Talk on how lab-grown organs could improve clinical trials
Relying less on animal testing for new drugs and more on lab-made “organoids” designed to mimic the functions of human organs sounds like the stuff of science fiction but could lead to medical advances.
Pradipta Ghosh, an Indian-born American physician-scientist, biochemist, and cell biologist with expertise in clinical medicine and basic research, will be speaking on the technological advancements during her talk at the upcoming TEDx conference on Saturday.
In her talk, Tiny Tools, Tremendous Impact, she will challenge the reliance on traditional animal models such as mice and rats — systems she says fail to bridge the gap between laboratory research and clinical success.
She will speak on embracing a new era in which organoids, smaller and more simplified versions of human organs that are produced in a lab to function as patient “avatars”, could offer more ethical, efficient and accurate alternatives to animal testing in clinical trials.

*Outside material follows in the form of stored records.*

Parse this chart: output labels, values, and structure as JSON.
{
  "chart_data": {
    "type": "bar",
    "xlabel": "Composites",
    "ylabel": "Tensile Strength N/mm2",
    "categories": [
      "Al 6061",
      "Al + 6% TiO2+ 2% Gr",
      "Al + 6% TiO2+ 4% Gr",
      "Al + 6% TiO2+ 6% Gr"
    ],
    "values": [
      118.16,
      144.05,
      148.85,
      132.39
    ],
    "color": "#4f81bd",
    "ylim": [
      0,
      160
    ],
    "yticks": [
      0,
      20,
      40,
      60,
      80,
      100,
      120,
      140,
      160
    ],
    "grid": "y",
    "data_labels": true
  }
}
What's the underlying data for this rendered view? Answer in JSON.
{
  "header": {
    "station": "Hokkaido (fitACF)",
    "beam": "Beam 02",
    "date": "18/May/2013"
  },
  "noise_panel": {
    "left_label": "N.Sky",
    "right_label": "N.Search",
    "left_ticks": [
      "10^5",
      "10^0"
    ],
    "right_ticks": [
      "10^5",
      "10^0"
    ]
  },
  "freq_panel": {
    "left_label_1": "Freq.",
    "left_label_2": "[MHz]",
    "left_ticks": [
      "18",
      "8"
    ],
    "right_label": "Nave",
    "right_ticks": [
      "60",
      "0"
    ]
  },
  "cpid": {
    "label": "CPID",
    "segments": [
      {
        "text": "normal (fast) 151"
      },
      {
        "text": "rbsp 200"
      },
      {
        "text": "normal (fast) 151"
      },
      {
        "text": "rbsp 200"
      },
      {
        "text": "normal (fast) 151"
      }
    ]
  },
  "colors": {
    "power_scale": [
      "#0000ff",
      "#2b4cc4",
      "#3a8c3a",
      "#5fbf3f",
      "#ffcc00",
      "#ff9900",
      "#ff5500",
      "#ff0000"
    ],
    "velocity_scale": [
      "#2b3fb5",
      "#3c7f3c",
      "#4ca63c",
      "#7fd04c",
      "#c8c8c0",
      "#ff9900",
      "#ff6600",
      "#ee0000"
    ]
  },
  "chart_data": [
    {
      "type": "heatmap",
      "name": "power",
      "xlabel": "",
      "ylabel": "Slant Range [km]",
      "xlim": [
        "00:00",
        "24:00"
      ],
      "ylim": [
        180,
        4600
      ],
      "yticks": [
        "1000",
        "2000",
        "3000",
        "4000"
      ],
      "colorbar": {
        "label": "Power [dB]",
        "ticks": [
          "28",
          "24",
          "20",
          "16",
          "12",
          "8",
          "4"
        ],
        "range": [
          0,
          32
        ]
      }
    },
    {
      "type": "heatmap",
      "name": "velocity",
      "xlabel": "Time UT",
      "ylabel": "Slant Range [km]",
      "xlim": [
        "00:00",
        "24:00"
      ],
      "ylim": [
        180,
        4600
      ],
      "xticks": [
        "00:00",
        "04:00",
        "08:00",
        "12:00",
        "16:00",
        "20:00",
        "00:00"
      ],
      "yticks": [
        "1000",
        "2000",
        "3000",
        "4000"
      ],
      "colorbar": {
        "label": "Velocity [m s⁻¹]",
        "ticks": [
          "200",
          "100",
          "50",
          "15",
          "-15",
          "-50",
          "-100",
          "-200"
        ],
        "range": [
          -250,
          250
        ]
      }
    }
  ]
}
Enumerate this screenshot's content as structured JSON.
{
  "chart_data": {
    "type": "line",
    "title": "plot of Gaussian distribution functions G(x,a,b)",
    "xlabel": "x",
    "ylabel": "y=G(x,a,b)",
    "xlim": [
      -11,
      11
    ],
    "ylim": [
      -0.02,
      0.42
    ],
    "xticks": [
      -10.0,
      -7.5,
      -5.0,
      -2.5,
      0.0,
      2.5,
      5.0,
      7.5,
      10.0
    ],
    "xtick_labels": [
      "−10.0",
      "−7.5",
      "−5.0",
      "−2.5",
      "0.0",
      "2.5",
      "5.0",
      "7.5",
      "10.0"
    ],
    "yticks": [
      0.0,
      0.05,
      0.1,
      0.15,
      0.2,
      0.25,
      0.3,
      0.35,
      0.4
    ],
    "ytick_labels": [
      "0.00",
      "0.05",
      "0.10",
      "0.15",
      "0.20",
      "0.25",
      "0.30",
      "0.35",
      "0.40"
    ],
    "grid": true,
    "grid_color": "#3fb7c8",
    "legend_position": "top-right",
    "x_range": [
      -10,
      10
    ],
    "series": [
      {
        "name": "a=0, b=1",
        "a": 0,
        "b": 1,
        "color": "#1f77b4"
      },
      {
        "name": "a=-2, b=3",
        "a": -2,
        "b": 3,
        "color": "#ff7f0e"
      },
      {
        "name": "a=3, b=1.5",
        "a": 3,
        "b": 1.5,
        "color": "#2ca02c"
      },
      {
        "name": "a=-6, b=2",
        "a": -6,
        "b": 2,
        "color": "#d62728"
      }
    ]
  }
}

Dr Ghosh is the founding director of the Humanoid Centre of Organoid Research, based at the University of California in San Diego.
She told The Royal Gazette: “If I told you today there is a magical pill that will make you 20 years younger and 40 years wiser with the most desirable body of a young athletic person, and I promise you it will work, will you take it?
“I think you will say ‘no’, you will want proof that it is working and is safe. You will want me to test it.
“You will say, ‘absolutely not, you can test it on an avatars, if that one works then I will take it’.
“James Cameron [the director of Avatar] said it is harder to write science fiction these days as we are now living in that era.
“We have something close, it’s humanlike but not human.”
Dr Ghosh explained that we rely on a lengthy drug discovery process involving approximately $2.5 billion for every drug that fails. She said the process can take a decade to 15 years per drug, with the vast majority of them failing.
“Why do they fail? They fail because we tend to test them on animals — mice, rats and chimps, which have all these illusions of similarities, flawed illusions of us matching with them.
"After all that, we have cured mice of every disease known to man, but have almost nothing for what we get sick and die from.
“The idea that we as scientists cannot reproduce something that beautifully cured the mouse to work in humans is because we are unique, patients are diverse — anything that we discover in caged mice falls apart when it goes to the clinic.
“What can we do better? There was a stunning admission by the former director of the National Institutes of Health, Elias Zerhouni, in 2013. He said that we have all drunk the Kool-Aid for too long, himself included, and it was time to move on to human models for testing drugs for human disease.
“This was against the backdrop of increased activism by the likes of Peta [People for the Ethical Treatment of Animals] which understandably points out that cruelty to animals in medical research was futile because it wasn’t resulting in safe and effective drugs.
“The father of organoid technology, Hans Clevers, in 2009 introduced the ability to take stem cells from any organ and make it into a mini organ in a dish. He showed it with a human gut.
“Now numerous organs can be grown using the technology. That started the era of hope, largely driven by how amazing we can do experiments in 3D, humanlike tissue structures that can continue to be cultured.”
Dr Ghosh explained that the race began across groups from big pharmaceutical and biotech companies to academics, to bring the technology into clinical trials.
Her talk will address some of the challenges that arose, including the need for “guardrails” to ensure standardised, engineering-driven processes with consistency across studies.
She added: “Because engineering relies upon mathematical equations, I believe that results obtained through these approaches will be the same today as they will be tomorrow or in years to come, just like maths.
“We are at that point where we have gathered enough traction. The world has noted what we have been doing. We have named the programme BioDesign (Biology-driven Innovation for Drug Efficacy, Safety and Integrated Next-gen).”
Dr Ghosh said that BioDesign could address factors responsible for “about 90 per cent of setbacks in drug discovery”.
Her talk will address techniques to harness "avatars" responsibly and drive the future of personalised therapies.
The TEDx conference will be held from 1pm to 5.30pm this Saturday at the Hamilton Princess & Beach Club.